Nous avons remis un épais rapport à l'Assemblée nationale il y a presque un an. Les politiques industrielles constituent un sujet presque infini. Nous avons compris que vous portiez un intérêt particulier à l'industrie de la santé et la pharmacie. Nous en dirons quelques mots, mais la pandémie a soulevé des problématiques nouvelles qui nécessiteraient une approche spécifique.
Pendant de nombreuses années, la politique industrielle a un peu disparu de la scène politique. Elle n'était pas prioritaire pour plusieurs raisons. Les politiques de filières n'avaient pas vraiment réussi dans les années quatre-vingt. Le monde se globalisait, se libéralisait et de nombreux secteurs fermés à la concurrence s'ouvraient. Les échanges internationaux se développaient et croissaient plus rapidement que la croissance mondiale.
Des phénomènes spécifiques et très variables d'un pays européen à l'autre sont alors observés. L'Allemagne, notamment, s'est davantage tournée vers une politique de l'offre, alors que la France a, dans le même temps, pratiqué une politique de la demande. Ces politiques différentes ont eu un impact important sur les différentiels de coûts, de fiscalité et de charges sociales entre les deux pays.
L'industrie ayant un peu disparu du spectre, certains secteurs qui présentaient de grands enjeux industriels sont passés au second plan au profit d'enjeux de services, par exemple et notamment dans les télécoms.
Ce climat a changé à la suite du rapport Gallois qui a cristallisé de nombreuses évolutions sur des décisions visant à améliorer l'environnement des entreprises aux sens juridique et social, notamment grâce à l'allègement de charges.

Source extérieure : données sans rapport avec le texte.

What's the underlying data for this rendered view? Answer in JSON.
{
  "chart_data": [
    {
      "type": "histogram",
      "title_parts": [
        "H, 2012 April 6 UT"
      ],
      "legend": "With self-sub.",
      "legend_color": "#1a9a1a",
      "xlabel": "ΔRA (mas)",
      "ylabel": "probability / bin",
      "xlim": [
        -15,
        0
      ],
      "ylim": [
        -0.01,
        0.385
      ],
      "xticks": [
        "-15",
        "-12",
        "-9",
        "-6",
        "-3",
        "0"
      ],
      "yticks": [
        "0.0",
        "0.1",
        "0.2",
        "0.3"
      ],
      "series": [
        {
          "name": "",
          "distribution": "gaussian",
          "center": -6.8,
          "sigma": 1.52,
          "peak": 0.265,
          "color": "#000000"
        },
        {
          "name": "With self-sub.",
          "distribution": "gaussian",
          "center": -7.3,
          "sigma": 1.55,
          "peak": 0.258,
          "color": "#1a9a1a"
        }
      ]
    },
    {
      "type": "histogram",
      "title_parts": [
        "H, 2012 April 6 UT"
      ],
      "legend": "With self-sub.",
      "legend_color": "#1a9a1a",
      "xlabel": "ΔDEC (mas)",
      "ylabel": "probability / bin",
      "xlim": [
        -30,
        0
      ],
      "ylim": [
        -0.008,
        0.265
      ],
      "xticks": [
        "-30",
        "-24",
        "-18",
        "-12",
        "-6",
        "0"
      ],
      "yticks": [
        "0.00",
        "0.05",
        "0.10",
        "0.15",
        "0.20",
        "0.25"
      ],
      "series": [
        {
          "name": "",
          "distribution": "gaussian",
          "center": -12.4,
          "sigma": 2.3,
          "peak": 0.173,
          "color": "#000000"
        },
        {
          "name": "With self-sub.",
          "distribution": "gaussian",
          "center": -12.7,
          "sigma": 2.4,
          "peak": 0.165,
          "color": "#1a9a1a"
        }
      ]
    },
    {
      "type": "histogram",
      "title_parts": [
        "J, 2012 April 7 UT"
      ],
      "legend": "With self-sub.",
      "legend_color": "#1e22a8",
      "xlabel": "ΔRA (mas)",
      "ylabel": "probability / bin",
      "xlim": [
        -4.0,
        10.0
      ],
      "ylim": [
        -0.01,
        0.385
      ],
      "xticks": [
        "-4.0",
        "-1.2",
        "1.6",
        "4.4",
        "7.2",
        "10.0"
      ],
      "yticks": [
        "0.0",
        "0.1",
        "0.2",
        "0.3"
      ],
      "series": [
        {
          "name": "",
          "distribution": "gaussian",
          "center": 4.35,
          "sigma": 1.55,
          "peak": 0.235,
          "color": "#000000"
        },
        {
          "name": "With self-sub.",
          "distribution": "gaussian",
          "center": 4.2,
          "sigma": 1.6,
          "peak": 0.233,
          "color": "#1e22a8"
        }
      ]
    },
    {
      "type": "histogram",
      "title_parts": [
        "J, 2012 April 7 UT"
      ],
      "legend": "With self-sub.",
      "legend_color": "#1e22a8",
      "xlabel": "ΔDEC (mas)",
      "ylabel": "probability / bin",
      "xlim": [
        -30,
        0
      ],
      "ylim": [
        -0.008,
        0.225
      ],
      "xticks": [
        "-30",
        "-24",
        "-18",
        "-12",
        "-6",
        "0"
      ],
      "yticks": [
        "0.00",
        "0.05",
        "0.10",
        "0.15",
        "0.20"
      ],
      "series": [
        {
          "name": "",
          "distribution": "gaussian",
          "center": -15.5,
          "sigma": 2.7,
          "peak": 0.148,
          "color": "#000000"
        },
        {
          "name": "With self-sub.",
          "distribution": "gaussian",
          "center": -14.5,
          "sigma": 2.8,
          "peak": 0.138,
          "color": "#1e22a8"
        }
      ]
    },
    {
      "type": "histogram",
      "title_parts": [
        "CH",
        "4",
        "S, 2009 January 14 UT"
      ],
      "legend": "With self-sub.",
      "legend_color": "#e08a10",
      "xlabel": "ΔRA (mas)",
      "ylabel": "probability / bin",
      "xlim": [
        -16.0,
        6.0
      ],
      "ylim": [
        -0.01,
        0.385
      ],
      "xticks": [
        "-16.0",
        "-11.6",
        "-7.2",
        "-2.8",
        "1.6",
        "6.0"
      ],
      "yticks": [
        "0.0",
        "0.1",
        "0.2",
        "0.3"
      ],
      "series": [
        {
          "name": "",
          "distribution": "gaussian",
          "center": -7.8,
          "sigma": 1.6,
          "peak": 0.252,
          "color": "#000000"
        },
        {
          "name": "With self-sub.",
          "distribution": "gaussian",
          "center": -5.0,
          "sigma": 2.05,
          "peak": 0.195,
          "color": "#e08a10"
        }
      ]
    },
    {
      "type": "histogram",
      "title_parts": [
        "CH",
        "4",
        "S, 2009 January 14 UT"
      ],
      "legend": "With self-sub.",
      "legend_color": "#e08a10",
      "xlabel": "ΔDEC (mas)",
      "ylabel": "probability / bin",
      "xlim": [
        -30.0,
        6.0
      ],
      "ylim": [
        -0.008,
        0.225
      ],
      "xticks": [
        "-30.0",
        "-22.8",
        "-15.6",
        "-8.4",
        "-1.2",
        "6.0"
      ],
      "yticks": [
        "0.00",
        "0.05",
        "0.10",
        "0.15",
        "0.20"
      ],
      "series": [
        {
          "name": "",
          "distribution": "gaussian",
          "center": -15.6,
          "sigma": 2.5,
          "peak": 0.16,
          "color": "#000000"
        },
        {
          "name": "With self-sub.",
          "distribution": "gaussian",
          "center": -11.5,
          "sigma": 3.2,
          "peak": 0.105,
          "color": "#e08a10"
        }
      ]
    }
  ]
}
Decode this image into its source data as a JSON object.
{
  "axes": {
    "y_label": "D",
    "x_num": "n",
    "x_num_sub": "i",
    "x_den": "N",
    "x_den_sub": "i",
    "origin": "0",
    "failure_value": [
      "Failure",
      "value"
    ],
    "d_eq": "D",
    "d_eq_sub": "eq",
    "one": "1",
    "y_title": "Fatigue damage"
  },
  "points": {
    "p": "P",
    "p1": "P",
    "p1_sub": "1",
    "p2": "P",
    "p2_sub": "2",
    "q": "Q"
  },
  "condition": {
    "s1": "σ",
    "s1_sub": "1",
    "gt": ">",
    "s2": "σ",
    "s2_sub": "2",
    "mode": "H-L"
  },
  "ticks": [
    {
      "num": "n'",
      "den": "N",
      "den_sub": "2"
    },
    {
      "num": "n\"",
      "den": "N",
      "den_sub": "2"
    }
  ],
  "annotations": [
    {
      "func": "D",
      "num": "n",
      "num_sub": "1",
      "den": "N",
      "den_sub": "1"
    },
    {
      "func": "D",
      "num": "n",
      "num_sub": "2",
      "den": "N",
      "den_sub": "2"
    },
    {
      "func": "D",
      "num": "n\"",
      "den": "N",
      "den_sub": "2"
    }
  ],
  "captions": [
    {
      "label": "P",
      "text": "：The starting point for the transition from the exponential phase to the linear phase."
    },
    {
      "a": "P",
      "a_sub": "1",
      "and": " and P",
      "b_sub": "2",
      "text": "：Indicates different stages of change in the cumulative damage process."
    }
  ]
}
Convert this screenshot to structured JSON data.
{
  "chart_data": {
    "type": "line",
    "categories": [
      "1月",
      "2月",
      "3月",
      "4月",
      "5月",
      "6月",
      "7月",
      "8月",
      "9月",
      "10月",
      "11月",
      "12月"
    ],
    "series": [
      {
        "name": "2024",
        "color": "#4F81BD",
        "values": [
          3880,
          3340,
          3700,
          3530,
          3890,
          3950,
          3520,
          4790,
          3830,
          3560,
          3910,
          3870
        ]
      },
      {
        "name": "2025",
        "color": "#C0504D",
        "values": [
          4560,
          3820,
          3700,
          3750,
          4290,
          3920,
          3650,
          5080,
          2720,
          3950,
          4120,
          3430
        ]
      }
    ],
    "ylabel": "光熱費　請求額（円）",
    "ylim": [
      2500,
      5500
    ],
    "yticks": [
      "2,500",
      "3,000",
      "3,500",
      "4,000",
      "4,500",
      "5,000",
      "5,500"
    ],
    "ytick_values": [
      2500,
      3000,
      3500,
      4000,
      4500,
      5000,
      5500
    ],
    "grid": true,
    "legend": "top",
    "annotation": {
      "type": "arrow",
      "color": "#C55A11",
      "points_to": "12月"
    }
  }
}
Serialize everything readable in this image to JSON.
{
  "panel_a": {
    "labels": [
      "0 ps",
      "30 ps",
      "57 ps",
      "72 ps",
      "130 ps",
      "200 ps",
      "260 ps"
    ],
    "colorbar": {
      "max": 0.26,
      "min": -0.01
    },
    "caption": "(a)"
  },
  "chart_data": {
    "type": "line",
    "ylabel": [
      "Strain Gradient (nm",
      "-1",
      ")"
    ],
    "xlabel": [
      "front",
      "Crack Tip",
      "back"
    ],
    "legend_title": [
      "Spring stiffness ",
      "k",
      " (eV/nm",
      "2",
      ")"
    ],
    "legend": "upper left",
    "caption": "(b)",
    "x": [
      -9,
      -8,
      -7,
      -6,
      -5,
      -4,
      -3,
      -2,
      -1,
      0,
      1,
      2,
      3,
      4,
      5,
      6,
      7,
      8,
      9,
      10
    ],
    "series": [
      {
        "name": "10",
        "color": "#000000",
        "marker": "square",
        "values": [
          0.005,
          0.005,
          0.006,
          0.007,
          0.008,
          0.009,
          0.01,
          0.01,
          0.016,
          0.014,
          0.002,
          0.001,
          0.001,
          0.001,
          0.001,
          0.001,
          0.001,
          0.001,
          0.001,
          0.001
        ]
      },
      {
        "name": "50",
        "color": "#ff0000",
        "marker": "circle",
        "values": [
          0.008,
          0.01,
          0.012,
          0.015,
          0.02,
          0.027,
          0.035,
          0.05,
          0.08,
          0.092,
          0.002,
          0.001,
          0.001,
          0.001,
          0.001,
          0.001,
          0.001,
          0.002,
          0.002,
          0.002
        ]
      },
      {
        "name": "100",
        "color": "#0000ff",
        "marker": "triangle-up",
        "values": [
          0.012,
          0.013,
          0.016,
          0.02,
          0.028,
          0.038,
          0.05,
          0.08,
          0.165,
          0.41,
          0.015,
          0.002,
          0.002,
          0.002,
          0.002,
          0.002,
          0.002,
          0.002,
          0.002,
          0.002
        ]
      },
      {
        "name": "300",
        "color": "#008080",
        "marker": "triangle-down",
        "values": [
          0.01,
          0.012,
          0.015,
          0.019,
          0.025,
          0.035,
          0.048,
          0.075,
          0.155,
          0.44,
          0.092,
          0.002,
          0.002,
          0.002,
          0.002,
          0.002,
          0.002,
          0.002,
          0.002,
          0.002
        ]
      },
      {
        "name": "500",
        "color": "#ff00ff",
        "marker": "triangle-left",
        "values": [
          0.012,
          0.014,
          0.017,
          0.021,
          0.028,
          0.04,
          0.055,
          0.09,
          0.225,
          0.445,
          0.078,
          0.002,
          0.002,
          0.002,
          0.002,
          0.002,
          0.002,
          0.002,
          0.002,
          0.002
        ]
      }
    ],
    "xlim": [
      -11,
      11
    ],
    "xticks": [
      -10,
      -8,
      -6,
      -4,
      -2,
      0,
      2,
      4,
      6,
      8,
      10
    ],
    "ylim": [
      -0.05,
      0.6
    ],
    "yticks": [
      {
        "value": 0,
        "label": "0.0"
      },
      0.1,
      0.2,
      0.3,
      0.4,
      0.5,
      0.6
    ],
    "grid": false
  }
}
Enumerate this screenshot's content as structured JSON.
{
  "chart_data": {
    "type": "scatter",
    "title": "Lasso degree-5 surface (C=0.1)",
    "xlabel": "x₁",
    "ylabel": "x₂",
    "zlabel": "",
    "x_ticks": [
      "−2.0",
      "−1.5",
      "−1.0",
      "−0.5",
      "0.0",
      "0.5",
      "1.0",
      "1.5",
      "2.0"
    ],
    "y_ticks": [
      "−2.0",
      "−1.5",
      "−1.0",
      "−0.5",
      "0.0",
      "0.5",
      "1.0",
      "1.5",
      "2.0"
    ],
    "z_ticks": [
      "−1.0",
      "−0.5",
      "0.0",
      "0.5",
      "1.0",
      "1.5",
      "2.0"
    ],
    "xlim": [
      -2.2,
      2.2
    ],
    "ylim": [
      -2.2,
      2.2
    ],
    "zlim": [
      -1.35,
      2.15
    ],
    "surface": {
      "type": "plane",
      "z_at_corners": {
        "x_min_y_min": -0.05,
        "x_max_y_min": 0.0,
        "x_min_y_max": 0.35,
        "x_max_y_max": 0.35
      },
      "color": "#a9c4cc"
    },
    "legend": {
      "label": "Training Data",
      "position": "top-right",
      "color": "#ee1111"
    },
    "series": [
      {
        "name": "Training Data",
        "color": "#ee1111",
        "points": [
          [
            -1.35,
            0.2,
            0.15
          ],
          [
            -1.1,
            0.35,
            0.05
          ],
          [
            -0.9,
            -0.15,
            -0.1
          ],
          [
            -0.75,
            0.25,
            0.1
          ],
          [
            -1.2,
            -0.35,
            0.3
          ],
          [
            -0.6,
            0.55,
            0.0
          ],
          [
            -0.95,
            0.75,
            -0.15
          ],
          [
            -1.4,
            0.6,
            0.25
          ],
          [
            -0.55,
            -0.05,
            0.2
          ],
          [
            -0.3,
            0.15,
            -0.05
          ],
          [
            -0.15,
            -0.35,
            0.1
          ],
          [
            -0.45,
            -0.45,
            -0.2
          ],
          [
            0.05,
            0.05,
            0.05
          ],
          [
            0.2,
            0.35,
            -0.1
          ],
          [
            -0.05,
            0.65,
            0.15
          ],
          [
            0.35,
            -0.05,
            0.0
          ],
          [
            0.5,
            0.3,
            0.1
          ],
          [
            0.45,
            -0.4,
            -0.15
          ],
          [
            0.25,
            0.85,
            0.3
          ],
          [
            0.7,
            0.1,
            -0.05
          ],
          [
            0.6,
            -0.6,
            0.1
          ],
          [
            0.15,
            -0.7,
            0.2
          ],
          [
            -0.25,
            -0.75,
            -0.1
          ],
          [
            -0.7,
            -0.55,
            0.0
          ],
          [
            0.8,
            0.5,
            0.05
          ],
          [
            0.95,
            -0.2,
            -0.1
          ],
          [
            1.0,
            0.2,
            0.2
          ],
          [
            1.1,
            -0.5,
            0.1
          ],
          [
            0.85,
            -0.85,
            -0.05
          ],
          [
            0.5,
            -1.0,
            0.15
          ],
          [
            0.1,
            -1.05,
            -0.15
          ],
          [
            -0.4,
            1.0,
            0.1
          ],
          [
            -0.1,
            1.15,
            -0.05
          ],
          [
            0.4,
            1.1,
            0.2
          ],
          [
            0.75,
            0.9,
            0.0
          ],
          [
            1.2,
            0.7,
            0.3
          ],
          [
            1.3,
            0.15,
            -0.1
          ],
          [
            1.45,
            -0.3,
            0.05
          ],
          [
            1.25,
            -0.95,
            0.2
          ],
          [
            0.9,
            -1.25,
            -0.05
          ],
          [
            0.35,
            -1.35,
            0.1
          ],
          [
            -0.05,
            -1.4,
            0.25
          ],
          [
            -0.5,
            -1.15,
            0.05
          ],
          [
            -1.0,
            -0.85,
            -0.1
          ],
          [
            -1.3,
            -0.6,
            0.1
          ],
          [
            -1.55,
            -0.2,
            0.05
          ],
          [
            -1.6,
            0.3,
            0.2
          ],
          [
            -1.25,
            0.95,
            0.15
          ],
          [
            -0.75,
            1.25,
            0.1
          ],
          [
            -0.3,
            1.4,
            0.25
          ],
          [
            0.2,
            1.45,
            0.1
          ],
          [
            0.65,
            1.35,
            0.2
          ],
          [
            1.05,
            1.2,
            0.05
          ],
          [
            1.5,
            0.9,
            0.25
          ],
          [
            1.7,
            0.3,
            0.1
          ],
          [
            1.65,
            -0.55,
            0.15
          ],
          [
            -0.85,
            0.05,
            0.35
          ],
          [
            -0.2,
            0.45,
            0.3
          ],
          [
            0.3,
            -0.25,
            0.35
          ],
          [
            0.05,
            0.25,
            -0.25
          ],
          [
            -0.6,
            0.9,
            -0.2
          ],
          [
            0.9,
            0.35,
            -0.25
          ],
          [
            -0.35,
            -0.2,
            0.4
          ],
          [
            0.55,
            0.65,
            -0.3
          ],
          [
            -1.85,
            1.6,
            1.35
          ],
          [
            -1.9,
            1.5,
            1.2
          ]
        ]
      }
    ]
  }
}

Dans le même temps, le rythme de la mondialisation ralentissait et la croissance des échanges internationaux cessait d'être nettement plus rapide que la croissance du PIB dans le monde. Dans cette phase, le poids de la Chine a énormément progressé.
L'avenir laisse entrevoir un grand défi, commun à de nombreux secteurs industriels, à savoir la transition écologique et le changement climatique. Un nombre considérable d'industries sera impacté par les politiques adoptées en ce sens.
La France et ses voisins ont utilisé des instruments similaires, mais leur poids relatif est différent. Il existe quelques singularités françaises. La participation de l'État dans des entreprises est plus importante que dans d'autres pays. Les États-Unis ont conjugué des fonds privés extrêmement abondants, capables d'investissements unitaires de très grande taille sur des secteurs à risque, et des administrations tout aussi prolifiques, selon des processus de décision et de contractualisation très différents de ceux de la France. Cela a largement contribué au succès des États-Unis dans de nombreux domaines. L'Allemagne a pratiqué une politique « horizontale » extrêmement active dans les années 1990-2000 qui a produit des gains considérables de productivité et de compétitivité pendant cette période.